Stephen R. Morse, a blogger hired by Republicans to be at the polls and who videotaped the confrontation, said the NBPP members blatantly used racial insults on would-be voters and other poll watchers, telling one man, “Cracker, you about to be ruled by a black man.”

Mr. Morse, a University of Pennsylvania alumnus, said he was “outraged” that the complaint was dismissed, saying he hoped Democrats would join Mr. Smith and Mr. Wolf in attempting to ensure that the incident “doesn’t become a partisan issue, but rather an issue of right vs. wrong.”

Chris Hill, national director of operations for a Gathering of Eagles, an organization dedicated to the support of U.S. troops, said the NBPP members visibly intimidated voters with racial slurs as they tried to enter the building.

Mr. Hill, a U.S. Army veteran who also served as a Philadelphia poll watcher for Republicans, said several voters at the location said they were afraid. He said the NBPP members tried to deny him access to the poll although he was a certified poll watcher, telling him, “White power don’t rule here.”

A Justice Department memo also says that a black couple, Larry and Angela Counts, both Republican poll watchers, told authorities they were scared, worried about their safety and concerned about leaving the polling place at the end of the day because of the actions of the NBPP members. Mrs. Counts said she wondered whether someone might “bomb the place” and Mr. Counts said the NBPP members called him a “race traitor,” the memo said.

U.S. District Judge Stewart Dalzell in Philadelphia entered default judgments against the NBPP members April 2 after ordering them to plead or otherwise defend themselves. They refused to appear in court or file motions in answer to the government’s complaint. Two weeks later, the judge ordered the Justice Department to file its motions for default judgments by May 1 — a ruling that showed the government had won its case.

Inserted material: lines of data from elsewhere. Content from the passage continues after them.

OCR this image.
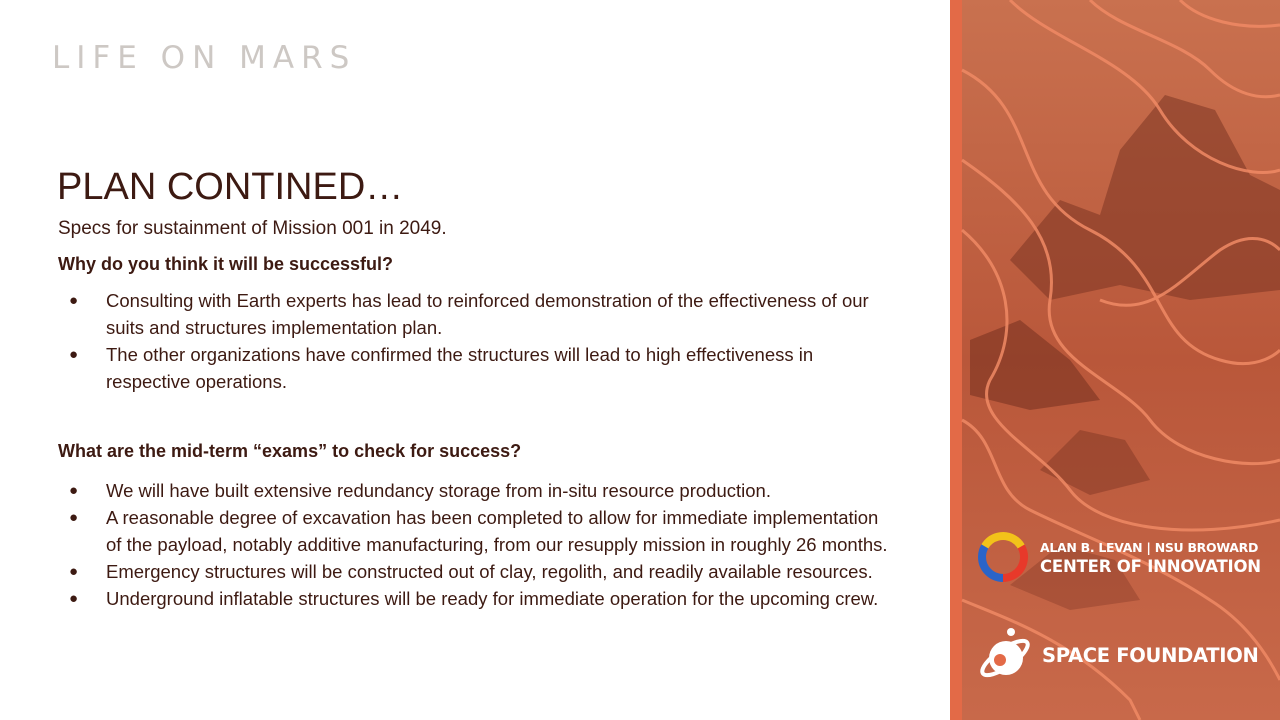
LIFE ON MARS
PLAN CONTINED…

Specs for sustainment of Mission 001 in 2049.

Why do you think it will be successful?

● Consulting with Earth experts has lead to reinforced demonstration of the effectiveness of our suits and structures implementation plan.
● The other organizations have confirmed the structures will lead to high effectiveness in respective operations.

What are the mid-term “exams” to check for success?

● We will have built extensive redundancy storage from in-situ resource production.
● A reasonable degree of excavation has been completed to allow for immediate implementation of the payload, notably additive manufacturing, from our resupply mission in roughly 26 months.
● Emergency structures will be constructed out of clay, regolith, and readily available resources.
● Underground inflatable structures will be ready for immediate operation for the upcoming crew.
ALAN B. LEVAN | NSU BROWARD
CENTER OF INNOVATION
SPACE FOUNDATION
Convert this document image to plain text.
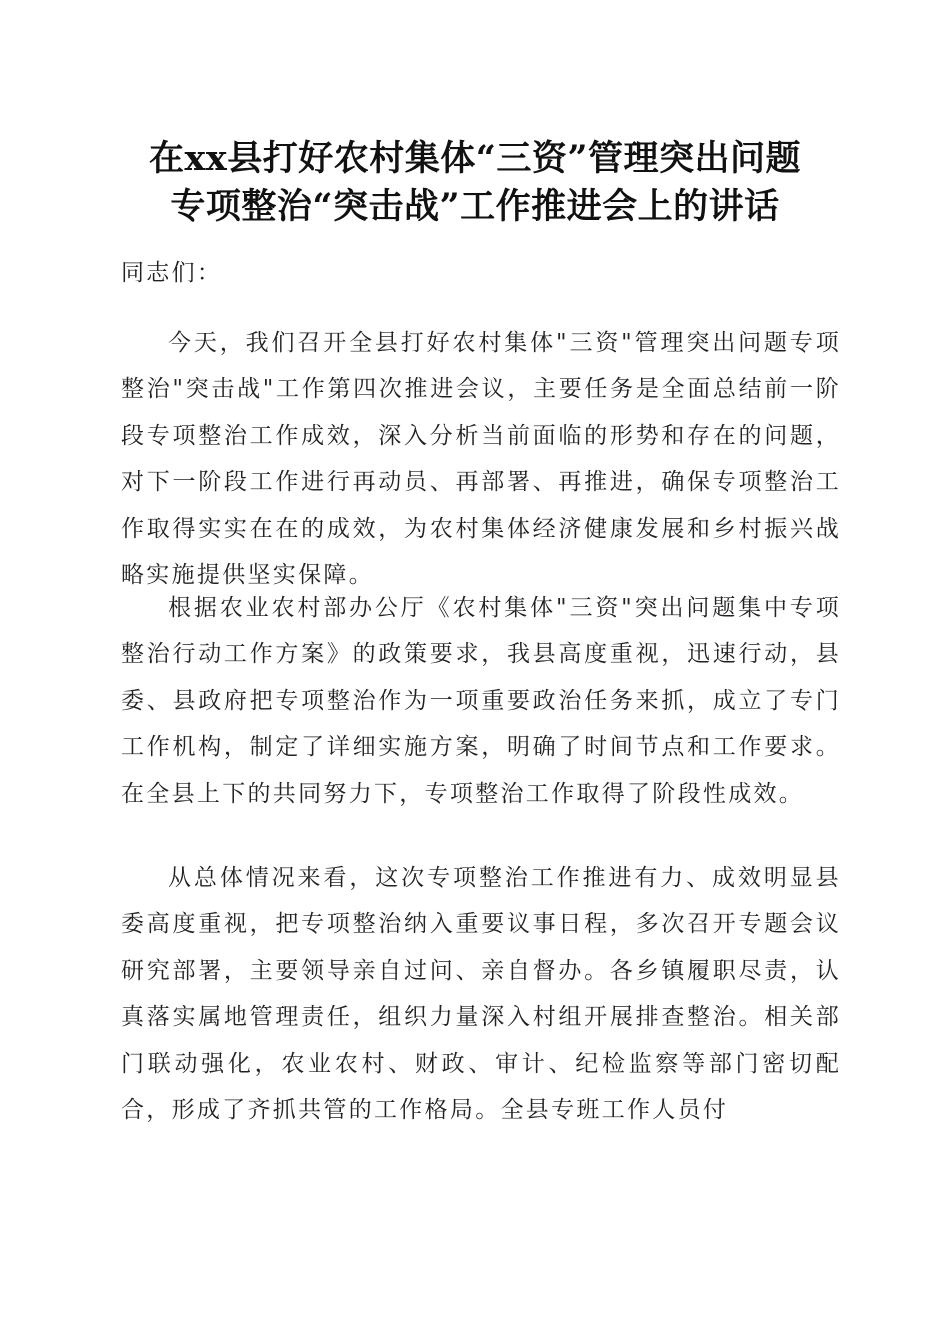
在xx县打好农村集体“三资”管理突出问题
专项整治“突击战”工作推进会上的讲话

同志们：

今天，我们召开全县打好农村集体"三资"管理突出问题专项整治"突击战"工作第四次推进会议，主要任务是全面总结前一阶段专项整治工作成效，深入分析当前面临的形势和存在的问题，对下一阶段工作进行再动员、再部署、再推进，确保专项整治工作取得实实在在的成效，为农村集体经济健康发展和乡村振兴战略实施提供坚实保障。

根据农业农村部办公厅《农村集体"三资"突出问题集中专项整治行动工作方案》的政策要求，我县高度重视，迅速行动，县委、县政府把专项整治作为一项重要政治任务来抓，成立了专门工作机构，制定了详细实施方案，明确了时间节点和工作要求。在全县上下的共同努力下，专项整治工作取得了阶段性成效。

从总体情况来看，这次专项整治工作推进有力、成效明显县委高度重视，把专项整治纳入重要议事日程，多次召开专题会议研究部署，主要领导亲自过问、亲自督办。各乡镇履职尽责，认真落实属地管理责任，组织力量深入村组开展排查整治。相关部门联动强化，农业农村、财政、审计、纪检监察等部门密切配合，形成了齐抓共管的工作格局。全县专班工作人员付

The men also have not returned calls from The Times seeking comment.

On May 1, Justice sought an extension of time and during the tumultuous two weeks that followed the career front-line lawyers tried to persuade their bosses to proceed with the case.

The matter was even referred to the Appellate Division for a second opinion, an unusual event for a case that hadn’t even reached the appeals process.

Appellate Chief Diana K. Flynn said in a May 13 memo obtained by The Times that the appropriate action was to pursue the default judgment unless the department had evidence the court ruling was based on unethical conduct by the government.

She said the complaint was aimed at preventing the “paramilitary style intimidation of voters” at polling places elsewhere and Justice could make a “reasonable argument in favor of default relief against all defendants and probably should.” She noted that the complaint’s purpose was to “prevent the paramilitary style intimidation of voters” while leaving open “ample opportunity for political expression.”